Learn How to enjoy and explore LIFE
I’m watching “THE LITTLE PRINCE” by now. I write this while listening to the ending song.
The film blows my mind up, fly my imagination away. No other words suit this best. I love the adaptation to the film. I read the book at the beginning of 2015. My best friend lent me. She said it was a phylosphical book. A children book with much thought. I had many difficulties in understanding each chapter, each page, and each sentence. Tried to figured out what those difficult words which written in English were, since English is not my mother tongue. After understanding it, I need to contemplate about what were the hidden messages behind it. Aviator, desert, snake, elephant, rose (s), fox, planets, even the stars. Those things are not literally has the same meaning here right.. Deeper than that, and the context in the story makes it even deeper
I re-read it 2 times. I’m not fully understand what the author (Saint Exupery) tries to preceive the world through “The Little Prince”, but I get his message though.
The film confirmed my understanding, that’s why I can say I’m satisfied by the film. But if you have not read the book, I recommend you to read it first beforehand. It has a way more detailed and deeper explanation and messages rather than the film indeed.
However the film has the epic characthers, nice plot, and smooth mixing story between the characters on the book and the new one who were only appeared on the film. Also it definitely has a perfect song theme. Much feeling: light jazzy, deep, playful, yet sweet and hopeful. My fave are “Equation” and Turn Around” .

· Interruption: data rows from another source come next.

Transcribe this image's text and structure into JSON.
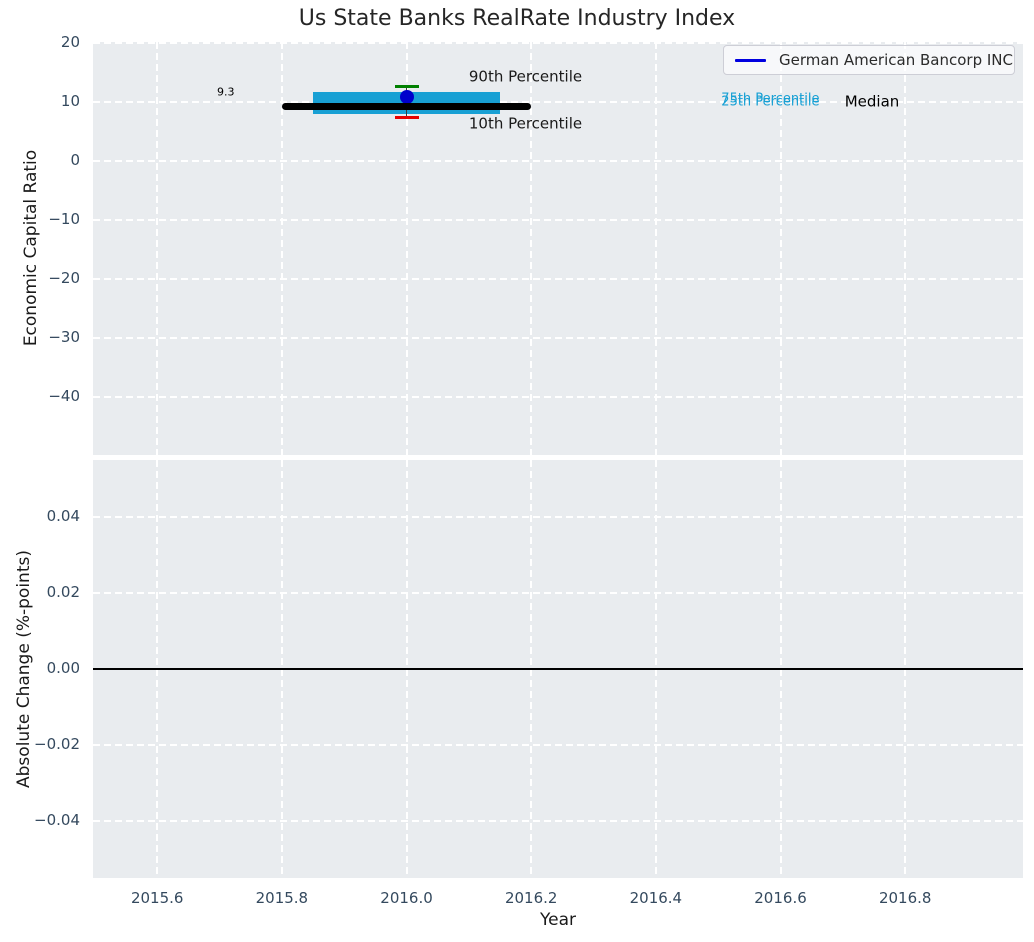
{
  "figure": {
    "bg_color": "#ffffff",
    "axes_bg_color": "#e9ecef",
    "grid_color": "#ffffff",
    "tick_color": "#34495e",
    "text_color": "#262626"
  },
  "chart_data": [
    {
      "type": "scatter",
      "title": "Us State Banks RealRate Industry Index",
      "ylabel": "Economic Capital Ratio",
      "xlim": [
        2015.497,
        2016.989
      ],
      "ylim": [
        -49.8,
        20.2
      ],
      "ytick_values": [
        20,
        10,
        0,
        -10,
        -20,
        -30,
        -40
      ],
      "ytick_labels": [
        "20",
        "10",
        "0",
        "−10",
        "−20",
        "−30",
        "−40"
      ],
      "xtick_values": [
        2015.6,
        2015.8,
        2016.0,
        2016.2,
        2016.4,
        2016.6,
        2016.8
      ],
      "grid": true,
      "legend": {
        "label": "German American Bancorp INC",
        "line_color": "#0000e0",
        "position": "upper right"
      },
      "median_line": {
        "y": 9.3,
        "x_start": 2015.8,
        "x_end": 2016.2,
        "color": "#000000"
      },
      "iqr_band": {
        "y_low": 8.0,
        "y_high": 11.7,
        "x_start": 2015.85,
        "x_end": 2016.15,
        "color": "#18a0d4"
      },
      "whiskers": {
        "x": 2016.0,
        "p90": 12.7,
        "p10": 7.4,
        "p90_color": "#008000",
        "p10_color": "#e80000",
        "line_color": "#3a3a3a"
      },
      "company_point": {
        "name": "German American Bancorp INC",
        "x": 2016.0,
        "y": 10.9,
        "color": "#0000cc"
      },
      "annotations": [
        {
          "text": "9.3",
          "x": 2015.71,
          "y": 11.7,
          "color": "#000000",
          "size": 11,
          "align": "center"
        },
        {
          "text": "90th Percentile",
          "x": 2016.1,
          "y": 14.3,
          "color": "#1a1a1a",
          "size": 15,
          "align": "left"
        },
        {
          "text": "10th Percentile",
          "x": 2016.1,
          "y": 6.3,
          "color": "#1a1a1a",
          "size": 15,
          "align": "left"
        },
        {
          "text": "75th Percentile",
          "x": 2016.505,
          "y": 10.5,
          "color": "#18a0d4",
          "size": 13,
          "align": "left"
        },
        {
          "text": "25th Percentile",
          "x": 2016.505,
          "y": 10.1,
          "color": "#18a0d4",
          "size": 13,
          "align": "left"
        },
        {
          "text": "Median",
          "x": 2016.703,
          "y": 10.0,
          "color": "#000000",
          "size": 15,
          "align": "left"
        }
      ]
    },
    {
      "type": "line",
      "ylabel": "Absolute Change (%-points)",
      "xlabel": "Year",
      "xlim": [
        2015.497,
        2016.989
      ],
      "ylim": [
        -0.055,
        0.055
      ],
      "ytick_values": [
        0.04,
        0.02,
        0,
        -0.02,
        -0.04
      ],
      "ytick_labels": [
        "0.04",
        "0.02",
        "0.00",
        "−0.02",
        "−0.04"
      ],
      "xtick_values": [
        2015.6,
        2015.8,
        2016.0,
        2016.2,
        2016.4,
        2016.6,
        2016.8
      ],
      "xtick_labels": [
        "2015.6",
        "2015.8",
        "2016.0",
        "2016.2",
        "2016.4",
        "2016.6",
        "2016.8"
      ],
      "grid": true,
      "zero_line": {
        "y": 0.0,
        "color": "#000000"
      }
    }
  ]
}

Ohhhh Little Prince, you always remind me how much I love the children and story telling. I always treat the children like the way I want to be treated when I was a child and tell them bunch of stories, and finally forget HOW to act as a grown up. Hahahahaha. So oftenly, grown ups said I’m an odd one, some called me excentric just like the grandpa in the Little Prince film. My parents, my sibling, my best friends, my teachers, and even the only boy I had crushed! (I dumped him since he underestimated me too much, oh wait! I’m not the one who got rejected, I HAD dumped him! Ahahaha. You’ll regret it boy! *Evil smile.
Nevertheless, I admit that I’m beyond normal in my society. I’m just the one who loves story telling a lot. So it affects my “normal” life unconsiously.
I feel and think that I have a natural talent on this, the people confirmed it as well. I met many children because of this, well not that many, but quite many, and I can guarantee: they love me and my stories. When I’m telling the story I alaways believe that I’m the luckiest person in the whole world! I feel so free…
My low self esteem back then was healed by this. I began to love myself more and respect myself more. I just love myself more and more after I found “The Little Prince”.
Grown ups sometimes drive you into the darkest part of your path. It’s not their mistake, sometimes it’s for good (in their own version) but not for the child.
And now, lately, I feel like I act the way as the grown ups who I don’t like when I was a child. And story telling always pull myself back.
one important thing is: I just can’t leave my childhood stars. You know, “stars”…
You shall judge that my childhood memories are that good, but the truth it’s far from normal and beyond what we called as the standard of “Normal” childhood happiness based on universal version that the world admit. I really gratitude for that, it makes me even stronger now.
THE LITTLE PRINCE, please always remind me that you ever exist yesterday now and forever.